How does it make you feel to hold a book in your hand?
I'm talking today not about story, or plot, or characters, or motivation or MacGuffins or butlers or international intrigue. I'm talking about the actual, physical artifact that is a book.
Do you prefer hardcover, trade paper, or mass market? (Mass markets, to me, have always smelled funny.)
If you read hardcovers, do you take the dust jacket off first, and set it aside? (I do.) Do you notice the stamp on the spine of the book? Do you like it when it's gold, silver, or black? What about stamping on the front board, like William Morrow does (with, for instance, Sean Chercover's Barry, Anthony, and Macavity Award-nominated Trigger City)?
When you read a trade paperback, do you notice the quality of the paper? Does it bother you when you can see through the page to the text printed on the other side?
If you read mass markets, do you try to keep the spine intact and unbroken? Have you ever ripped one in half while on vacation? (You know, if you finish the first 300 pages on the beach and don't want to lug the whole book on the plane, so you rip it apart and leave behind what you've read to tempt the next hotel-stayer.)
With hardcovers, do you notice if the dust jacket has fancy die stamping, raised letters, metallic ink, holographic images, or spot varnish? Does it make you feel better to read a book with lots of fancy detailing like that?
Do you like your endsheets to be plain, colored, or printed? What about textures?

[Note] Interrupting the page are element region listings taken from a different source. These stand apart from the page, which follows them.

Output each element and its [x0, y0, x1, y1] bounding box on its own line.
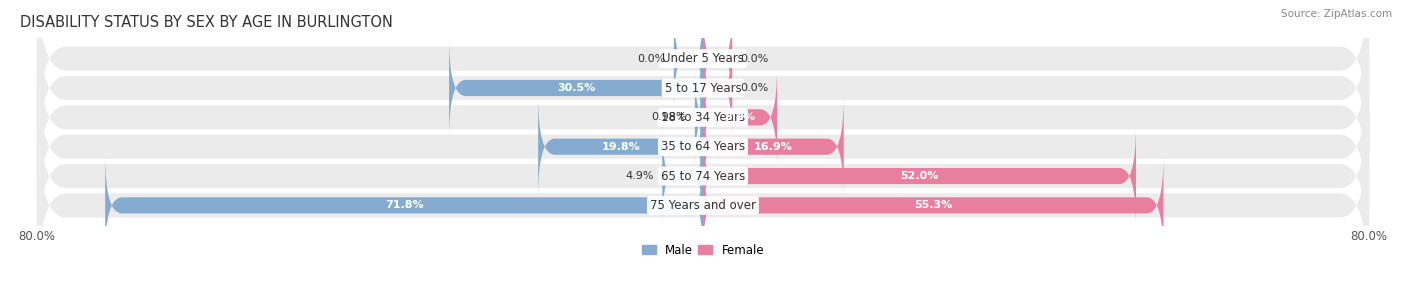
FancyBboxPatch shape — [703, 96, 844, 197]
Text: 55.3%: 55.3% — [914, 200, 952, 210]
Text: 18 to 34 Years: 18 to 34 Years — [661, 111, 745, 124]
Text: 16.9%: 16.9% — [754, 142, 793, 152]
Text: Source: ZipAtlas.com: Source: ZipAtlas.com — [1281, 9, 1392, 19]
FancyBboxPatch shape — [37, 115, 1369, 296]
FancyBboxPatch shape — [37, 0, 1369, 179]
FancyBboxPatch shape — [105, 155, 703, 256]
FancyBboxPatch shape — [37, 0, 1369, 149]
FancyBboxPatch shape — [662, 125, 703, 227]
Text: 52.0%: 52.0% — [900, 171, 939, 181]
Text: 35 to 64 Years: 35 to 64 Years — [661, 140, 745, 153]
FancyBboxPatch shape — [703, 67, 778, 168]
Text: 19.8%: 19.8% — [602, 142, 640, 152]
FancyBboxPatch shape — [703, 125, 1136, 227]
FancyBboxPatch shape — [703, 155, 1164, 256]
FancyBboxPatch shape — [37, 27, 1369, 208]
Text: 0.0%: 0.0% — [637, 54, 665, 64]
Text: 8.9%: 8.9% — [724, 112, 755, 122]
Legend: Male, Female: Male, Female — [637, 239, 769, 261]
Text: 75 Years and over: 75 Years and over — [650, 199, 756, 212]
Text: 71.8%: 71.8% — [385, 200, 423, 210]
FancyBboxPatch shape — [703, 8, 733, 109]
Text: 0.0%: 0.0% — [741, 54, 769, 64]
FancyBboxPatch shape — [686, 67, 711, 168]
FancyBboxPatch shape — [703, 38, 733, 139]
FancyBboxPatch shape — [673, 8, 703, 109]
Text: 65 to 74 Years: 65 to 74 Years — [661, 170, 745, 183]
Text: 4.9%: 4.9% — [626, 171, 654, 181]
Text: 0.0%: 0.0% — [741, 83, 769, 93]
FancyBboxPatch shape — [37, 56, 1369, 237]
Text: 5 to 17 Years: 5 to 17 Years — [665, 81, 741, 95]
FancyBboxPatch shape — [37, 85, 1369, 267]
Text: Under 5 Years: Under 5 Years — [662, 52, 744, 65]
FancyBboxPatch shape — [449, 38, 703, 139]
Text: 0.98%: 0.98% — [651, 112, 686, 122]
FancyBboxPatch shape — [538, 96, 703, 197]
Text: 30.5%: 30.5% — [557, 83, 595, 93]
Text: DISABILITY STATUS BY SEX BY AGE IN BURLINGTON: DISABILITY STATUS BY SEX BY AGE IN BURLI… — [20, 15, 394, 30]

And for the binding, do you like cloth covers, or paper? Do you like the look of the three-piece binding, where the boards are, say, covered in purple paper, and the spine is covered in black? (I think this is a really snazzy look. It's how the Harry Potter books are bound -- and they have a diamond texture on the board sheets, too -- and it's how Dutton treated Marcus Sakey's new novel, The Amateurs, due out August 6. [I just received a copy in the mail, thanks, FF!])
For trade paperbacks, do you like glossy covers or matte? Or do you prefer no coating, but a cover stock with a bit of texture, a little bit of teeth? (I'm thinking of the Alexander McCall Smith books -- I love those way those feel in my hands.)

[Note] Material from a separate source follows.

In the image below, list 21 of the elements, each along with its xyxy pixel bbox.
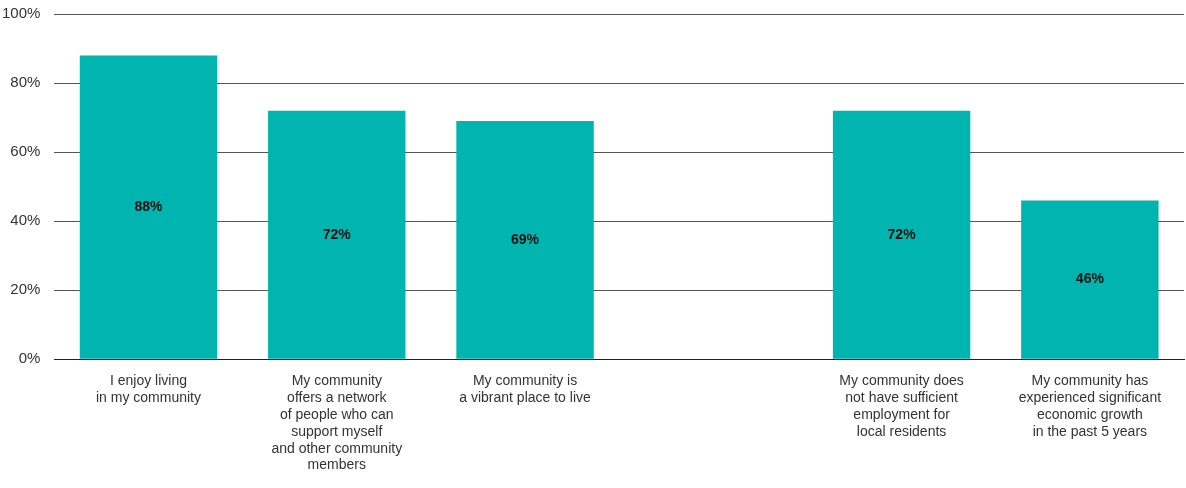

These all may seem like unimportant little questions, but when I put a book into production, I have to answer every single one of them. I work with printers to create a beautiful, lasting, cost effective book -- and I'm always curious about how all the different options change the final product.
So tell me, am I agonizing over gloss coating for nothing? Or do you, the reader, notice and appreciate the details of the physical book?
Again, how does touching the book itself make you feel, and does it change your experience of the story within?